Arutyunyan loves it.

“I am emergency room for skaters,” he said. “Many people comes to me as emergency and I start to fix it.”

Arutyunyan is equipped to solve the most dire skating situations because after nearly 50 years as a coach, he’s seen it all already. Arutyunyan, who began coaching in his native Armenia, was first trained in the Soviet style that relied on biomechanics and physiology to unlock efficient jumping techniques. European and American teachings focused more on compulsory figures, the basic patterns skaters would trace across the ice that give the sport its name.

Arutyunyan, who came to the United States in 2000 from Russia, blended both into a signature style that has top skaters traveling from all corners of the globe seeking his help.

“Why I think he’s one of the best coaches in the world,” Rippon said, “is that he’s never not learning.”

After a promising juniors career in which he was named junior national champion in 2015 and competed at the 2020 world junior championships, Andrew Torgashev knew he had competitive ability and presentation. But wanting to step up his senior career, Torgashev, 24, knew he needed to tame his wild technique. Performing his programs felt like “going to the casino,” Torgashev said.

“Red or black,” Torgashev said with a smile, “who knows what’s going to happen?”

Since relocating to California from Colorado in 2019, Torgashev, a Florida native whose parents were both elite international figure skaters, reworked every aspect of his skating with Arutyunyan. He was always skating on his toes when he should have been on his heels. They changed his three-turn — one of the first things skaters learn when skating on one foot — to find more power. They tinkered with his crossovers and his camel spin.

It took years. Much of it was disheartening.

“I felt like, ‘what’s the point of this? I’m losing jumps, he’s ruining me,’” Torgashev said. “But he always has a method to his madness.”

The method finally yielded results after two years. Injuries kept Torgashev out of competition for two seasons. But he finished second at the 2023 Eastern Sectional Championships and ahead of the 2023 U.S. championships, he was performing his programs more consistently than ever in practice.

After finishing on the podium at U.S. championships in three of the last four years, including two consecutive silver medals, Torgashev will make his Olympic debut in Milan.

“He’s forced me to be very resilient and independent and trust myself, trust what I’ve learned from him, and try to take that with me to competition,” Torgashev said. “I think it’s the best move I made in my life.”
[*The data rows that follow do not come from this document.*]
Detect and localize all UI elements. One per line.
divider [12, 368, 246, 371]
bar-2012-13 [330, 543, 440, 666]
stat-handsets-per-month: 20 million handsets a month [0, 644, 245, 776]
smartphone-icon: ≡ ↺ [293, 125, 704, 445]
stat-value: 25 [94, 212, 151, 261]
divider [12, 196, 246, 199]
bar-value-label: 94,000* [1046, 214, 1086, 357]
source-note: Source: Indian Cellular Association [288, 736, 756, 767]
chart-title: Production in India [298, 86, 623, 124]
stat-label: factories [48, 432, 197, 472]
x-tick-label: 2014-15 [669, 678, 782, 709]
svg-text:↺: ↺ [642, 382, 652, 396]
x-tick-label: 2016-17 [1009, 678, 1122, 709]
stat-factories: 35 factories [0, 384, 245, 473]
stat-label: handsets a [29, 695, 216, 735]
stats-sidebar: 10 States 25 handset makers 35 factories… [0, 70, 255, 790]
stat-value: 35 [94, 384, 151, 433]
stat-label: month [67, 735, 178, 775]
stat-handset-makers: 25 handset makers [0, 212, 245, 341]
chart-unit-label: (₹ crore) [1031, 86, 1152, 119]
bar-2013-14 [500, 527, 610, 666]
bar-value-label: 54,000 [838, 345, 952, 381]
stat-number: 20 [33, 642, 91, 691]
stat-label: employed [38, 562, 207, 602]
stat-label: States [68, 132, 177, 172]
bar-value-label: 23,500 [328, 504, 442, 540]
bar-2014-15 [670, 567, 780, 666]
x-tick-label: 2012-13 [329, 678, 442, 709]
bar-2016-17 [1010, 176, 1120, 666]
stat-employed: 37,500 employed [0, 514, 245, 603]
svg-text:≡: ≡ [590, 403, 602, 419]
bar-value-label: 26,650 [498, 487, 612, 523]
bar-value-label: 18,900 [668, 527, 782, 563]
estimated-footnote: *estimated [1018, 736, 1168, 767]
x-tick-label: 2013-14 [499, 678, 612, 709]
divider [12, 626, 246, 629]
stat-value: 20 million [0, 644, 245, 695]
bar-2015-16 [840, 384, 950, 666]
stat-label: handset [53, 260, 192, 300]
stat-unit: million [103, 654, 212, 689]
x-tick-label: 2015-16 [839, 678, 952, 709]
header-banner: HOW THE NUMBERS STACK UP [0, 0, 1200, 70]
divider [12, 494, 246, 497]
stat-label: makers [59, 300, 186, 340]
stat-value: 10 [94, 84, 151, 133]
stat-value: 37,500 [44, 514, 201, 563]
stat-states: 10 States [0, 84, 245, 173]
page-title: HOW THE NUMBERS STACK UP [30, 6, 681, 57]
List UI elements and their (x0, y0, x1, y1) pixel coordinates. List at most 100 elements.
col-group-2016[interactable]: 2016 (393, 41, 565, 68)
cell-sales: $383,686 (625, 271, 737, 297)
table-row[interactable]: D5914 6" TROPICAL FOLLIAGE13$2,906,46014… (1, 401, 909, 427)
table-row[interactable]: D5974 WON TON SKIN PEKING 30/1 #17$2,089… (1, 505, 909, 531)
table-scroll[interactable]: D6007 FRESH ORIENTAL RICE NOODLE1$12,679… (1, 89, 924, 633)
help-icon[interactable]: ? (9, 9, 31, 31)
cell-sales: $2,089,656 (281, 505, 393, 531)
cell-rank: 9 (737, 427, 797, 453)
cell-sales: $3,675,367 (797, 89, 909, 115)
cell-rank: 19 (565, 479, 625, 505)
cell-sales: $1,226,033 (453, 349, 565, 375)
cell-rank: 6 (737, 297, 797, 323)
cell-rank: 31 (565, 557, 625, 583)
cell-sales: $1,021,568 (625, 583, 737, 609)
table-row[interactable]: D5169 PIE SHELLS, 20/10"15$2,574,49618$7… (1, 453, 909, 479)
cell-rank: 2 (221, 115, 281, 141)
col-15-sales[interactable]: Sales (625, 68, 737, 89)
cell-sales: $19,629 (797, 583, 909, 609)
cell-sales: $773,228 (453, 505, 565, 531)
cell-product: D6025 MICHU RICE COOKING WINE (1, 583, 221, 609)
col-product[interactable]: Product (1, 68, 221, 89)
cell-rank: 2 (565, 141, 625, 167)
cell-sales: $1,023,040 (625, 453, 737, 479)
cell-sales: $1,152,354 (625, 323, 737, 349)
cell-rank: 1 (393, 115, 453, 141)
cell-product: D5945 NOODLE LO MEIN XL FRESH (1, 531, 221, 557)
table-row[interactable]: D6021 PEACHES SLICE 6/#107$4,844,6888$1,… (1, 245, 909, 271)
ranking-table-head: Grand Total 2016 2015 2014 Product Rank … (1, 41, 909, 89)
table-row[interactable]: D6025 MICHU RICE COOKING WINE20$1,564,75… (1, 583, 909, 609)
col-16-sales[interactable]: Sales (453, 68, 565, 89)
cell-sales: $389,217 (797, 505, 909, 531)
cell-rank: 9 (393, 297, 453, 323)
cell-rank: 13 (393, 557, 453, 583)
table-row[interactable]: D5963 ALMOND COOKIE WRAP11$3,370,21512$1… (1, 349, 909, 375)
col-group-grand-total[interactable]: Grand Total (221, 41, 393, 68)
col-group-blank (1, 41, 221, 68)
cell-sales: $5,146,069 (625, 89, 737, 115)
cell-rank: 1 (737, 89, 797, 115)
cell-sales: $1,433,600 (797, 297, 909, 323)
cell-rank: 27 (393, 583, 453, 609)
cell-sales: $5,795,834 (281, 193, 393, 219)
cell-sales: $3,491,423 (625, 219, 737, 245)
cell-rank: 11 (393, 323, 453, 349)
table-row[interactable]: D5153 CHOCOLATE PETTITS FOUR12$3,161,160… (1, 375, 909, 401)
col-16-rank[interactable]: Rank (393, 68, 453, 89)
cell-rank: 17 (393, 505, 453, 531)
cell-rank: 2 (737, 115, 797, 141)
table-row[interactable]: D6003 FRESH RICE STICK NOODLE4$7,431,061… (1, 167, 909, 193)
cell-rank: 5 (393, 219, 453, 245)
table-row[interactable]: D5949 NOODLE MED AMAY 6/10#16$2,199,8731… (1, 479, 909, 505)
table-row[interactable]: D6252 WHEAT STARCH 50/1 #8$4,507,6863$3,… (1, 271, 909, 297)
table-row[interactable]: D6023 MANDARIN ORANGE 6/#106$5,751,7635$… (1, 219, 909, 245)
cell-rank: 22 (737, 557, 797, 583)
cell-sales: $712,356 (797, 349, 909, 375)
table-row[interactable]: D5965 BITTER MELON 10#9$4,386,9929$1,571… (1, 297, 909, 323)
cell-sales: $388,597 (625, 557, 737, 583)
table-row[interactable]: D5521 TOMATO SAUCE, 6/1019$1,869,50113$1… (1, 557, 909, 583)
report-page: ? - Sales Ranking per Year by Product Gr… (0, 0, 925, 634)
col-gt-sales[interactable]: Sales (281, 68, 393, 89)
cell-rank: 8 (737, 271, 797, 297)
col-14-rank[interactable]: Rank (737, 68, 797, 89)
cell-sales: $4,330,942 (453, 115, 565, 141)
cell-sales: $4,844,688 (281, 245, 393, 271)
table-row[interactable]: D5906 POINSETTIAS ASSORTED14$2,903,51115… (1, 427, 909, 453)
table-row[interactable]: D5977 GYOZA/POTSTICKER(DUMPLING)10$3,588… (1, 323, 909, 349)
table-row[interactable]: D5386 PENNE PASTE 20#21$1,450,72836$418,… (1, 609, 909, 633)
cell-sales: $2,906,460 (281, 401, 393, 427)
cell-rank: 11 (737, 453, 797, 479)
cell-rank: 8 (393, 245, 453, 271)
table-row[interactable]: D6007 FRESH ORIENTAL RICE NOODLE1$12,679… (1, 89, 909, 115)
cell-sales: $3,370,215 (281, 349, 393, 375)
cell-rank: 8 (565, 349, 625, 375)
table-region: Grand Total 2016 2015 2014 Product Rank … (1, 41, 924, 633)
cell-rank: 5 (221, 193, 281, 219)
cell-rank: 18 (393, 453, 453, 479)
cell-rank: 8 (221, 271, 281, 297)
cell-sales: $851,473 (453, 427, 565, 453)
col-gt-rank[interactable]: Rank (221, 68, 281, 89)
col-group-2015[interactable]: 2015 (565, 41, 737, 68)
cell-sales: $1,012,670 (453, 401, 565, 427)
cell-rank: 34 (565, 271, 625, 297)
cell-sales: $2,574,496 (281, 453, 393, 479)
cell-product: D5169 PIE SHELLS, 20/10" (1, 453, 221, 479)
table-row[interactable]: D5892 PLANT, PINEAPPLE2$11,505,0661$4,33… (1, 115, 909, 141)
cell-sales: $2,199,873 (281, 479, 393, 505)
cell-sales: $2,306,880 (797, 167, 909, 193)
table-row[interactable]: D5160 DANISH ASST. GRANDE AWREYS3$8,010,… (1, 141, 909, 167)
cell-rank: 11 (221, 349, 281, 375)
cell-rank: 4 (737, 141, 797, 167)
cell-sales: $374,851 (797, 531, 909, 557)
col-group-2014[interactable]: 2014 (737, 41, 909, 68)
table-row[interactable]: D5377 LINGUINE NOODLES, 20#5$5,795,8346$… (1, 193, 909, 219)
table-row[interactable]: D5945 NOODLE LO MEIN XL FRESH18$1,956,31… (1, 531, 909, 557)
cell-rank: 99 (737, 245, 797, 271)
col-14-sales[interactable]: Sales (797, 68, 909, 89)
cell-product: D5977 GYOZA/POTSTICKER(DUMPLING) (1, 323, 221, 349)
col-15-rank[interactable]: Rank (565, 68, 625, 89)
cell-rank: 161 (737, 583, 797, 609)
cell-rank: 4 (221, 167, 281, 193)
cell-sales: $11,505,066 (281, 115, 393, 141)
Arutyunyan’s ability to take established, struggling skaters and put them into the podium conversation is how he believes he first started getting respect in the United States. When he emigrated from Russia, he was searching simply for freedom, he said.

He never thought it would turn into a hall of fame career.

Arutyunyan was inducted into the U.S. Figure Skating Hall of Fame in January at the U.S. Championships. At the induction ceremony in St. Louis, Arutyunyan waved toward a packed crowd and bowed his head. He looked forward to the ceremony because it was a chance to see his students again. What thrilled him most was getting to rub elbows with other Hall of Famers such as Brian Boitano, Dorothy Hamill and Scott Hamilton. The Olympic and world champions were Arutyunyan’s idols, he said giddily.

After 50 years of helping skaters achieve their dreams, the man who was always behind the scenes got to live his.